Some Counsel on University Councils

The TEU says that the Government is shortly to introduce legislation to alter the make-up of University Councils, and this has recently been confirmed by Minister for Tertiary Education, Steven Joyce. Why is this a problem, you may ask?

The answer gets right to the heart of the role that Universities play in New Zealand society. The word academia conjures up many images in people’s minds, but something that it is commonly recognised to have is independence. A freedom to criticise, lament, praise and construct is a defining feature of higher learning and research and is something that Universities, particularly in Western countries, have fiercely defended throughout history.

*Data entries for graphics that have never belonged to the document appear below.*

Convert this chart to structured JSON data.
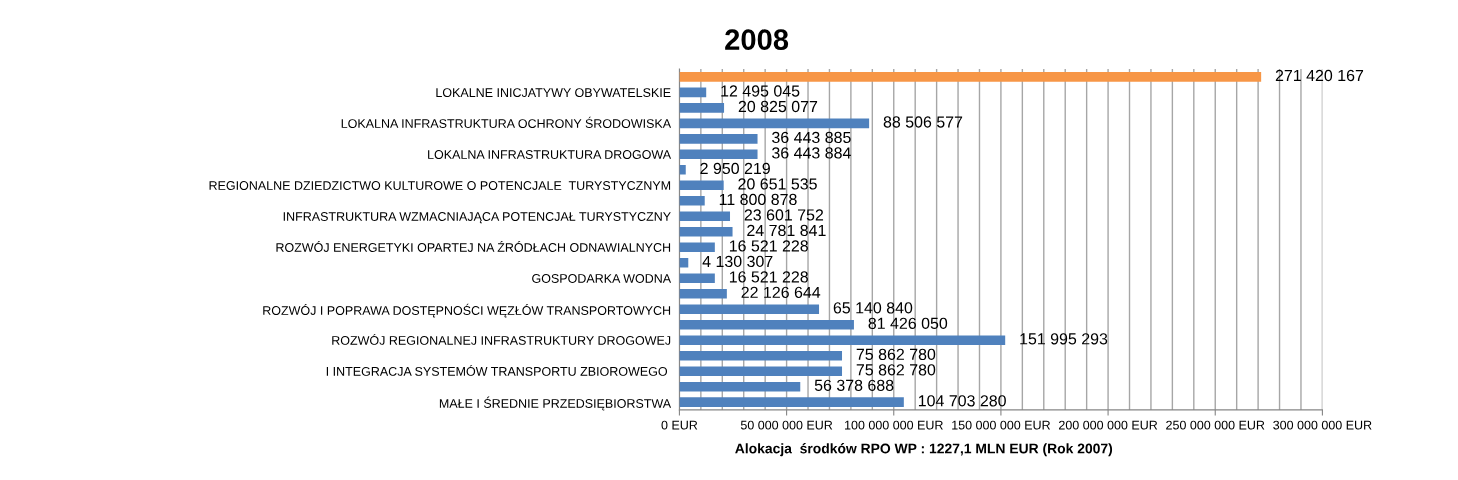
{
  "chart_data": {
    "type": "bar",
    "orientation": "horizontal",
    "title": "2008",
    "xlabel": "Alokacja  środków RPO WP : 1227,1 MLN EUR (Rok 2007)",
    "categories": [
      null,
      "LOKALNE INICJATYWY OBYWATELSKIE",
      null,
      "LOKALNA INFRASTRUKTURA OCHRONY ŚRODOWISKA",
      null,
      "LOKALNA INFRASTRUKTURA DROGOWA",
      null,
      "REGIONALNE DZIEDZICTWO KULTUROWE O POTENCJALE  TURYSTYCZNYM",
      null,
      "INFRASTRUKTURA WZMACNIAJĄCA POTENCJAŁ TURYSTYCZNY",
      null,
      "ROZWÓJ ENERGETYKI OPARTEJ NA ŹRÓDŁACH ODNAWIALNYCH",
      null,
      "GOSPODARKA WODNA",
      null,
      "ROZWÓJ I POPRAWA DOSTĘPNOŚCI WĘZŁÓW TRANSPORTOWYCH",
      null,
      "ROZWÓJ REGIONALNEJ INFRASTRUKTURY DROGOWEJ",
      null,
      "I INTEGRACJA SYSTEMÓW TRANSPORTU ZBIOROWEGO ",
      null,
      "MAŁE I ŚREDNIE PRZEDSIĘBIORSTWA"
    ],
    "values": [
      271420167,
      12495045,
      20825077,
      88506577,
      36443885,
      36443884,
      2950219,
      20651535,
      11800878,
      23601752,
      24781841,
      16521228,
      4130307,
      16521228,
      22126644,
      65140840,
      81426050,
      151995293,
      75862780,
      75862780,
      56378688,
      104703280
    ],
    "value_labels": [
      "271 420 167",
      "12 495 045",
      "20 825 077",
      "88 506 577",
      "36 443 885",
      "36 443 884",
      "2 950 219",
      "20 651 535",
      "11 800 878",
      "23 601 752",
      "24 781 841",
      "16 521 228",
      "4 130 307",
      "16 521 228",
      "22 126 644",
      "65 140 840",
      "81 426 050",
      "151 995 293",
      "75 862 780",
      "75 862 780",
      "56 378 688",
      "104 703 280"
    ],
    "colors": [
      "#f79646",
      "#4f81bd",
      "#4f81bd",
      "#4f81bd",
      "#4f81bd",
      "#4f81bd",
      "#4f81bd",
      "#4f81bd",
      "#4f81bd",
      "#4f81bd",
      "#4f81bd",
      "#4f81bd",
      "#4f81bd",
      "#4f81bd",
      "#4f81bd",
      "#4f81bd",
      "#4f81bd",
      "#4f81bd",
      "#4f81bd",
      "#4f81bd",
      "#4f81bd",
      "#4f81bd"
    ],
    "xlim": [
      0,
      300000000
    ],
    "xticks": [
      {
        "value": 0,
        "label": "0 EUR"
      },
      {
        "value": 10000000,
        "label": null
      },
      {
        "value": 20000000,
        "label": null
      },
      {
        "value": 30000000,
        "label": null
      },
      {
        "value": 40000000,
        "label": null
      },
      {
        "value": 50000000,
        "label": "50 000 000 EUR"
      },
      {
        "value": 60000000,
        "label": null
      },
      {
        "value": 70000000,
        "label": null
      },
      {
        "value": 80000000,
        "label": null
      },
      {
        "value": 90000000,
        "label": null
      },
      {
        "value": 100000000,
        "label": "100 000 000 EUR"
      },
      {
        "value": 110000000,
        "label": null
      },
      {
        "value": 120000000,
        "label": null
      },
      {
        "value": 130000000,
        "label": null
      },
      {
        "value": 140000000,
        "label": null
      },
      {
        "value": 150000000,
        "label": "150 000 000 EUR"
      },
      {
        "value": 160000000,
        "label": null
      },
      {
        "value": 170000000,
        "label": null
      },
      {
        "value": 180000000,
        "label": null
      },
      {
        "value": 190000000,
        "label": null
      },
      {
        "value": 200000000,
        "label": "200 000 000 EUR"
      },
      {
        "value": 210000000,
        "label": null
      },
      {
        "value": 220000000,
        "label": null
      },
      {
        "value": 230000000,
        "label": null
      },
      {
        "value": 240000000,
        "label": null
      },
      {
        "value": 250000000,
        "label": "250 000 000 EUR"
      },
      {
        "value": 260000000,
        "label": null
      },
      {
        "value": 270000000,
        "label": null
      },
      {
        "value": 280000000,
        "label": null
      },
      {
        "value": 290000000,
        "label": null
      },
      {
        "value": 300000000,
        "label": "300 000 000 EUR"
      }
    ],
    "grid": "x",
    "legend": false
  }
}
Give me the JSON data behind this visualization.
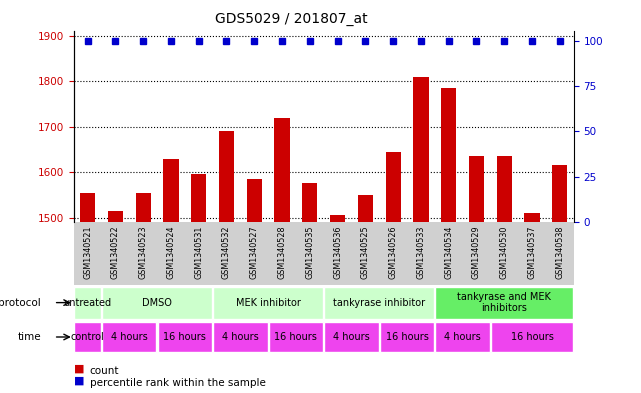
{
  "title": "GDS5029 / 201807_at",
  "samples": [
    "GSM1340521",
    "GSM1340522",
    "GSM1340523",
    "GSM1340524",
    "GSM1340531",
    "GSM1340532",
    "GSM1340527",
    "GSM1340528",
    "GSM1340535",
    "GSM1340536",
    "GSM1340525",
    "GSM1340526",
    "GSM1340533",
    "GSM1340534",
    "GSM1340529",
    "GSM1340530",
    "GSM1340537",
    "GSM1340538"
  ],
  "counts": [
    1555,
    1515,
    1555,
    1630,
    1595,
    1690,
    1585,
    1720,
    1575,
    1505,
    1550,
    1645,
    1810,
    1785,
    1635,
    1635,
    1510,
    1615
  ],
  "ylim_left": [
    1490,
    1910
  ],
  "ylim_right": [
    0,
    105
  ],
  "yticks_left": [
    1500,
    1600,
    1700,
    1800,
    1900
  ],
  "yticks_right": [
    0,
    25,
    50,
    75,
    100
  ],
  "bar_color": "#cc0000",
  "dot_color": "#0000cc",
  "left_tick_color": "#cc0000",
  "right_tick_color": "#0000cc",
  "protocol_labels": [
    "untreated",
    "DMSO",
    "MEK inhibitor",
    "tankyrase inhibitor",
    "tankyrase and MEK\ninhibitors"
  ],
  "protocol_starts": [
    0,
    1,
    5,
    9,
    13
  ],
  "protocol_ends": [
    1,
    5,
    9,
    13,
    18
  ],
  "protocol_colors": [
    "#ccffcc",
    "#ccffcc",
    "#ccffcc",
    "#ccffcc",
    "#66ee66"
  ],
  "time_labels": [
    "control",
    "4 hours",
    "16 hours",
    "4 hours",
    "16 hours",
    "4 hours",
    "16 hours",
    "4 hours",
    "16 hours"
  ],
  "time_starts": [
    0,
    1,
    3,
    5,
    7,
    9,
    11,
    13,
    15
  ],
  "time_ends": [
    1,
    3,
    5,
    7,
    9,
    11,
    13,
    15,
    18
  ],
  "time_color": "#ee44ee",
  "sample_bg_color": "#d0d0d0",
  "grid_color": "black",
  "title_fontsize": 10
}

Of course, academic freedom can be a pesky beast for governments. The rigours of peer review create hardened debaters out of our academics: sloppy political arguments or poorly-defended legislation is unlikely to make it through the discerning gaze of New Zealand’s A-rated researchers. This makes it even more important that academic freedom is protected and respected. Debate and exchanges of reasonable ideas is the core function of democracy. It’s simply not possible for our politics to mediate ideas if there aren’t any informed views around to argue about.

Given the fact that Universities, particularly in a smaller society like ours, are pillars of democracy and function in many ways as a ‘critic and conscience of society’, it seems logical therefore that society ought to have a say in how they are governed. The students, alumni, staff, management, community and government currently have a Council system in place that balances all of these stakeholders against each other so that they can govern in the public interest. Direct democratic accountability of stakeholder reps on Councils means that they are beholden to no interests but those of those they represent and the institution that they govern. All is not perfect with this but at the very least it serves the intrinsic value in the democratic and academic nature of our Universities.

This is what is so galling about Steven Joyce’s known intention to give us “smaller councils with appointments made on the basis of skills and experience”. The government already (regrettably) has institutions that are designed to be lean, efficient research cash-cows: these are the Crown Research Institutes. To pretend that business-savvy ministeral appointees will do a better job of running our Universities is to deny their very purpose.

Such a setup would be anti-democratic, denying the unique and special relationships that Universities have with their staff and students. What kind of anti-democratic institution can pretend that its job is to uphold the value of our democracy? Certainly not one that intends to be taken seriously any longer.

Steven Joyce’s plans, no doubt intended to increase the ‘value’ of our Universities in the eyes of future consumer-students will in fact have the opposite effect. We will lose the very essence of the democratic beauty that these institutions have.

To see anything less that a spirited and passionate resistance to these reforms from the academic and student communities would therefore be a travesty indeed.